Lefty O'Doul, now a San Francisco restaurant owner and springtime batting coach for the Giants, is friendly with Stoneham and Sheehan, too ("Old Tom is a fine fellow," says O'Doul. "Great storyteller, heart as big as all outdoors"), but he is as mystified as anyone else as to why Sheehan got the job.
"I'll tell you one thing," says O'Doul. "Horace can be a very stubborn man. If somebody tells him he should hire so-and-so to manage the club, you can bet right there that Horace is going to hire somebody else. He doesn't like people telling him how to run his ball club.
"No, I don't know how it happened—but it might have happened like this. Tom sat there for so long telling Horace how Rigney should have done this and that until Horace finally decided, 'Well, now, old Tom's pretty smart, we'll let him run the ball club.' Now I don't say that's what happened. But it might have."
With Sheehan running the ball club, the Giants lost five straight, fell six and a half games behind and into third place. In early July they lost five in a row again and dropped into fifth place, eight and a half games behind. After one brief spurt in the last week of July, they hit the skids again, this time losing six straight in one period to kill off any hope of ever escaping the second division. That is where the Giants are now, winning a few through sheer talent, losing a few more through shoddy defensive play, uninspired base running and erratic hitting.
A SUDDEN TOUGHNESS
The ballplayers like Sheehan, for he helped scout and sign many of them, but they run all over him and he does not have their respect. Usually he is too easy on them; then, suddenly, he tries to get too tough, often in the wrong way, pointing the finger at individuals during group clubhouse meetings. He has publicly called the deal for Blasingame "the worst trade the Giants ever made." He says the pitching staff is too soft, that "those fellows need a tough guy like Maglie to show them how to pitch."

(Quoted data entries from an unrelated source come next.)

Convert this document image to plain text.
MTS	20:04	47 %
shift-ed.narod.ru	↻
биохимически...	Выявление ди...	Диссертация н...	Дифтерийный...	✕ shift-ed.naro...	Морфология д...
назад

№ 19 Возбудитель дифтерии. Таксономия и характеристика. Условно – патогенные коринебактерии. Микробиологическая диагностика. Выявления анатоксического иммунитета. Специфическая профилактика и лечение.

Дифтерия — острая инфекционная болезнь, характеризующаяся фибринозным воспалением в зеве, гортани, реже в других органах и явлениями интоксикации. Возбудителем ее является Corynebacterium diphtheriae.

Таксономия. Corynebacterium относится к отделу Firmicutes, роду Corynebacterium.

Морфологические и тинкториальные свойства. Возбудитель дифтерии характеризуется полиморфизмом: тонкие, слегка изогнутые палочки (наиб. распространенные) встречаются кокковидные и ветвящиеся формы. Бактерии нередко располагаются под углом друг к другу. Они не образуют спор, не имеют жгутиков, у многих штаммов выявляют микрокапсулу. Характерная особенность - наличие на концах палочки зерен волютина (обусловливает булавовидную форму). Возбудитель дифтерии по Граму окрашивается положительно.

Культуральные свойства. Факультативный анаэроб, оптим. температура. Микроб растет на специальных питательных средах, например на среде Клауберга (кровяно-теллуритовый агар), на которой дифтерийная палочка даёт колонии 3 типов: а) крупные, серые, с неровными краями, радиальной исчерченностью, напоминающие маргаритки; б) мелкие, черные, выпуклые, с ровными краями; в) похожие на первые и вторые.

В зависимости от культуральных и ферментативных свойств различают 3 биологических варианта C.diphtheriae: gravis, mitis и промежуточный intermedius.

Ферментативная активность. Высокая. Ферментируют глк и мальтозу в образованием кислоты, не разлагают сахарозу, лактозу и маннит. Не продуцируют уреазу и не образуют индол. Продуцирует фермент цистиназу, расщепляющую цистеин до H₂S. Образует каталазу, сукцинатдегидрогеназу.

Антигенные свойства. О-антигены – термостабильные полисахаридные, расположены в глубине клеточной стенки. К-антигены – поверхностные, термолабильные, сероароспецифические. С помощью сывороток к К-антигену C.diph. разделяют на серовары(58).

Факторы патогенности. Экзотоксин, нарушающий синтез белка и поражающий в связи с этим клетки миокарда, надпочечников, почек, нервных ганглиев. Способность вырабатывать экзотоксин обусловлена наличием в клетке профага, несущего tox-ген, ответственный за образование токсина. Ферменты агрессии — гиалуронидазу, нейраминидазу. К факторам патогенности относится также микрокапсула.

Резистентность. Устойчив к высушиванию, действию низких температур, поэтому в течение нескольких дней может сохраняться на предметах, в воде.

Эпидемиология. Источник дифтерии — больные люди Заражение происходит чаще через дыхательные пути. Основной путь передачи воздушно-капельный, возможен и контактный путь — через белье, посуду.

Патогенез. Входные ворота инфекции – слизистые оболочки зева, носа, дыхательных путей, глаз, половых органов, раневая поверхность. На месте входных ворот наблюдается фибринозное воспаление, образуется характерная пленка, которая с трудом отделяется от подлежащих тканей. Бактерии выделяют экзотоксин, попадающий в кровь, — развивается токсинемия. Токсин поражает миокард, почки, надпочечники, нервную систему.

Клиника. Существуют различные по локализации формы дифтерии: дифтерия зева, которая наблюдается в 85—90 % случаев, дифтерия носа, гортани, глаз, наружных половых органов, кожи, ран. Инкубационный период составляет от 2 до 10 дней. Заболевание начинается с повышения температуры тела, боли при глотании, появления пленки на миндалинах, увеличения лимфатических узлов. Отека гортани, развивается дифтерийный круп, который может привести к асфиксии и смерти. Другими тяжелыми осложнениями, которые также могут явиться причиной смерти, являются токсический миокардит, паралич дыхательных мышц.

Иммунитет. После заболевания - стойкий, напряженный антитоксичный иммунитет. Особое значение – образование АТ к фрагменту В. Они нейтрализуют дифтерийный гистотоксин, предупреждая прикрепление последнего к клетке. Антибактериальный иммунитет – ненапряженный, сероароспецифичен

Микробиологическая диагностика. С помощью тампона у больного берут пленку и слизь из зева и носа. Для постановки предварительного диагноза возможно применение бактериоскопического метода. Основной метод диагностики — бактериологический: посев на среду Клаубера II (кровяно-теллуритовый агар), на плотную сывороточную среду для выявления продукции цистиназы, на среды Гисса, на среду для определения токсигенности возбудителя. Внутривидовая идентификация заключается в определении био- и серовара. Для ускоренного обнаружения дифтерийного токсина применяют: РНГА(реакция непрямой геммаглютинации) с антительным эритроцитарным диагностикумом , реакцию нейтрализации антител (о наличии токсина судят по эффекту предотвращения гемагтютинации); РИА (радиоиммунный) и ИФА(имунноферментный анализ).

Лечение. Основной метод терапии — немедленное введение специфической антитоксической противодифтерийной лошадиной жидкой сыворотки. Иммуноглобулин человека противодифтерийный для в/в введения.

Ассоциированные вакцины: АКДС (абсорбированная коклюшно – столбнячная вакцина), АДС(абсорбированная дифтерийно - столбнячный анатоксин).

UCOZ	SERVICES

Unable to second-guess the manager, he now second-guesses his players. "I never saw anything like it," says one of the Giants. "Whatever you do is wrong. He's the only manager I ever saw who criticized line drives." On the National League All-Star team plane, going from Kansas City to Yankee Stadium, Sheehan was a riot; the show he put on left everyone in tears—except that the tears on the cheeks of the Giants were not the laughing kind. "Now you know," said one of the Giants to another National Leaguer, "why we're not going to win the pennant."
The basis for a winning team in 1961 is still there: Mays, Cepeda, Kirkland, Alou (the most pleasant development of a dismal year) and the potentially fine pitching staff built around Sam Jones, McCormick, Jack Sanford, Marichal and Billy O'Dell. But the Giants need at least one good infielder, desperately, and they need a catcher and a relief man who approaches the Lindy McDaniel- Roy Face class. In trade, the Giants have only Antonelli to offer as big bait—and how do you trade for a leader?
The Giants must also do something about the wind in Candlestick Park, and a dozen suggestions, some weird, some within the realm of reason, have materialized from various quarters. The most popular one, because of its scope, if nothing else, is to cut down Morvey's Hill. The theory is that the wind would then blow steadily over the top of the stadium, from home plate out toward center field, permitting Mays and Cepeda to bash a few baseballs into Union Square. There is no guarantee, of course, that without the protection of Morvey's Hill Candlestick Park itself might not blow into Union Square.
Another suggestion is to install a high, baffled fence atop the left-field stands, similar to the ones which deflect jet exhausts upward at the end of airport runways. "The people who want to build it insist that the thing will work," says Feeney. "They say that the baffle will not only block off the lower layer of wind but will shoot it straight up, forming a wall of air which will also deflect the higher layers. I don't know; we're ready to try almost anything."